Darren Barwick, Shell’s technical mining team leader, points out that choosing the right feedstock for biofuel is the key to ensuring it works for your business but admits there is "no perfect feedstock that fits every application".

Barwick said that although biodiesel can be used now on current infrastructure, things like poor quality feedstocks can create operational issues.

Because biodiesel is made from biological products it reacts differently to mineral diesel when put under different pressures and these are the most important things to keep in mind when making the decision to incorporate the product into operation systems.

However given its higher flashpoint, biodiesel is also less likely to ignite than conventional diesel providing an additional level of safety for underground mining application, as opposed to LNG or other such products where you have to invest in new infrastructure and technology.

He added biofuels held a distinct advantage for companies because they can use them ‘straight away’.

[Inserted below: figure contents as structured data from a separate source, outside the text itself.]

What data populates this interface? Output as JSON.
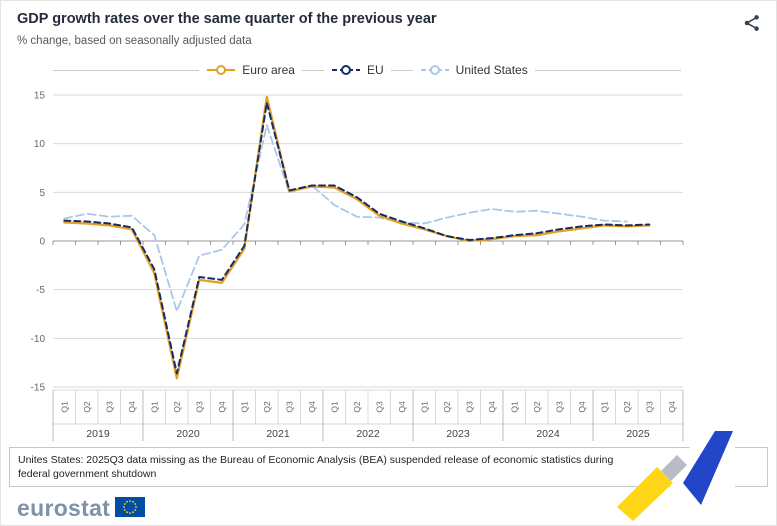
{
  "header": {
    "title": "GDP growth rates over the same quarter of the previous year",
    "subtitle": "% change, based on seasonally adjusted data"
  },
  "icons": {
    "share": "share-icon"
  },
  "chart_data": {
    "type": "line",
    "title": "GDP growth rates over the same quarter of the previous year",
    "ylabel": "% change",
    "ylim": [
      -15,
      15
    ],
    "yticks": [
      15,
      10,
      5,
      0,
      -5,
      -10,
      -15
    ],
    "grid": true,
    "legend_position": "top",
    "years": [
      "2019",
      "2020",
      "2021",
      "2022",
      "2023",
      "2024",
      "2025"
    ],
    "quarters_per_year": [
      "Q1",
      "Q2",
      "Q3",
      "Q4"
    ],
    "series": [
      {
        "name": "Euro area",
        "color": "#E5A024",
        "dash": "solid",
        "width": 2.3,
        "z": 2,
        "values": [
          1.9,
          1.8,
          1.6,
          1.2,
          -3.3,
          -14.1,
          -4.0,
          -4.3,
          -0.8,
          14.8,
          5.1,
          5.6,
          5.5,
          4.3,
          2.6,
          1.8,
          1.2,
          0.5,
          0.0,
          0.2,
          0.5,
          0.6,
          1.0,
          1.3,
          1.6,
          1.5,
          1.6,
          null
        ]
      },
      {
        "name": "EU",
        "color": "#142B66",
        "dash": "dashed",
        "dash_pattern": "6 4",
        "width": 2,
        "z": 3,
        "values": [
          2.1,
          2.0,
          1.8,
          1.4,
          -2.9,
          -13.6,
          -3.7,
          -4.0,
          -0.5,
          14.2,
          5.2,
          5.7,
          5.7,
          4.5,
          2.8,
          2.0,
          1.3,
          0.5,
          0.1,
          0.3,
          0.6,
          0.8,
          1.2,
          1.5,
          1.7,
          1.6,
          1.7,
          null
        ]
      },
      {
        "name": "United States",
        "color": "#ACC6EA",
        "dash": "dashed",
        "dash_pattern": "8 4",
        "width": 1.8,
        "z": 1,
        "values": [
          2.3,
          2.8,
          2.5,
          2.6,
          0.6,
          -7.2,
          -1.5,
          -0.9,
          1.7,
          11.9,
          5.0,
          5.7,
          3.7,
          2.5,
          2.4,
          1.9,
          1.8,
          2.4,
          2.9,
          3.3,
          3.0,
          3.1,
          2.8,
          2.5,
          2.1,
          2.0,
          null,
          null
        ]
      }
    ]
  },
  "footnote": "Unites States: 2025Q3 data missing as the Bureau of Economic Analysis (BEA) suspended release of economic statistics during federal government shutdown",
  "logo": {
    "text": "eurostat"
  }
}
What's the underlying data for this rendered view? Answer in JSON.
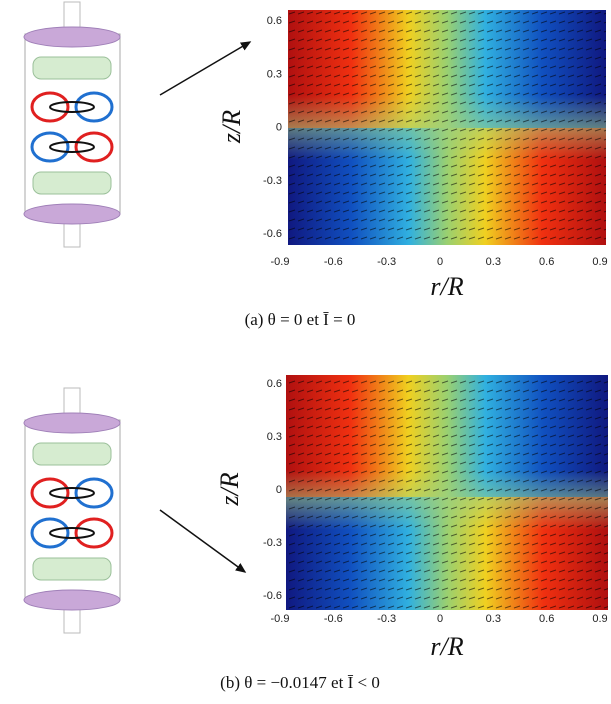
{
  "figure": {
    "panels": [
      {
        "caption": "(a) θ = 0 et Ī = 0",
        "xlabel": "r/R",
        "ylabel": "z/R",
        "xticks": [
          "-0.9",
          "-0.6",
          "-0.3",
          "0",
          "0.3",
          "0.6",
          "0.9"
        ],
        "yticks": [
          "0.6",
          "0.3",
          "0",
          "-0.3",
          "-0.6"
        ]
      },
      {
        "caption": "(b) θ = −0.0147 et Ī < 0",
        "xlabel": "r/R",
        "ylabel": "z/R",
        "xticks": [
          "-0.9",
          "-0.6",
          "-0.3",
          "0",
          "0.3",
          "0.6",
          "0.9"
        ],
        "yticks": [
          "0.6",
          "0.3",
          "0",
          "-0.3",
          "-0.6"
        ]
      }
    ]
  }
}
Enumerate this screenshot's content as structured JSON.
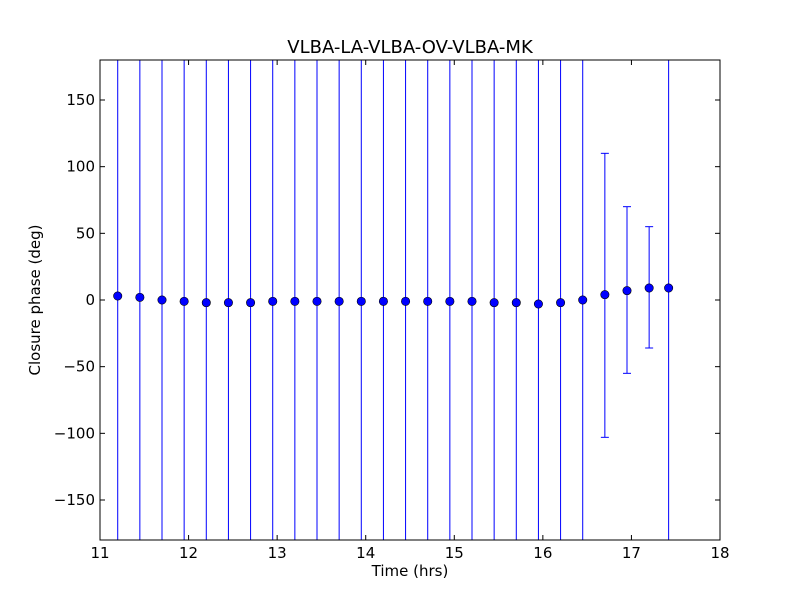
{
  "chart_data": {
    "type": "scatter",
    "title": "VLBA-LA-VLBA-OV-VLBA-MK",
    "xlabel": "Time (hrs)",
    "ylabel": "Closure phase (deg)",
    "xlim": [
      11,
      18
    ],
    "ylim": [
      -180,
      180
    ],
    "xticks": [
      11,
      12,
      13,
      14,
      15,
      16,
      17,
      18
    ],
    "xtick_labels": [
      "11",
      "12",
      "13",
      "14",
      "15",
      "16",
      "17",
      "18"
    ],
    "yticks": [
      -150,
      -100,
      -50,
      0,
      50,
      100,
      150
    ],
    "ytick_labels": [
      "−150",
      "−100",
      "−50",
      "0",
      "50",
      "100",
      "150"
    ],
    "grid": false,
    "colors": {
      "marker": "#0000ff",
      "errorbar": "#0000ff",
      "axes": "#000000",
      "background": "#ffffff"
    },
    "series": [
      {
        "x": [
          11.2,
          11.45,
          11.7,
          11.95,
          12.2,
          12.45,
          12.7,
          12.95,
          13.2,
          13.45,
          13.7,
          13.95,
          14.2,
          14.45,
          14.7,
          14.95,
          15.2,
          15.45,
          15.7,
          15.95,
          16.2,
          16.45,
          16.7,
          16.95,
          17.2,
          17.42
        ],
        "y": [
          3,
          2,
          0,
          -1,
          -2,
          -2,
          -2,
          -1,
          -1,
          -1,
          -1,
          -1,
          -1,
          -1,
          -1,
          -1,
          -1,
          -2,
          -2,
          -3,
          -2,
          0,
          4,
          7,
          9,
          9
        ],
        "yerr_low": [
          -180,
          -180,
          -180,
          -180,
          -180,
          -180,
          -180,
          -180,
          -180,
          -180,
          -180,
          -180,
          -180,
          -180,
          -180,
          -180,
          -180,
          -180,
          -180,
          -180,
          -180,
          -180,
          -103,
          -55,
          -36,
          -180
        ],
        "yerr_high": [
          180,
          180,
          180,
          180,
          180,
          180,
          180,
          180,
          180,
          180,
          180,
          180,
          180,
          180,
          180,
          180,
          180,
          180,
          180,
          180,
          180,
          180,
          110,
          70,
          55,
          180
        ]
      }
    ]
  }
}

Barwick says interest from mining companies who want to incorporate the fuel is strong.

“There is definitely interest in using bio fuels,” he told Australian Mining.

“They know it’s there but don’t know much about it or who may be a bit worried about using it because in the past there has been some poor quality bio fuels in the market place which has caused issues.”

Biofuels Association of Australia said adopting second generation technologies when they become viable will be a key way to sustain the mining, transport and infrastructure industries but says alternative feedstocks are needed, as well as additional infrastructure and more consistent access to markets.

B20 is already available from Shell’s Melbourne terminal and Shell said they plan to expand availability across the country.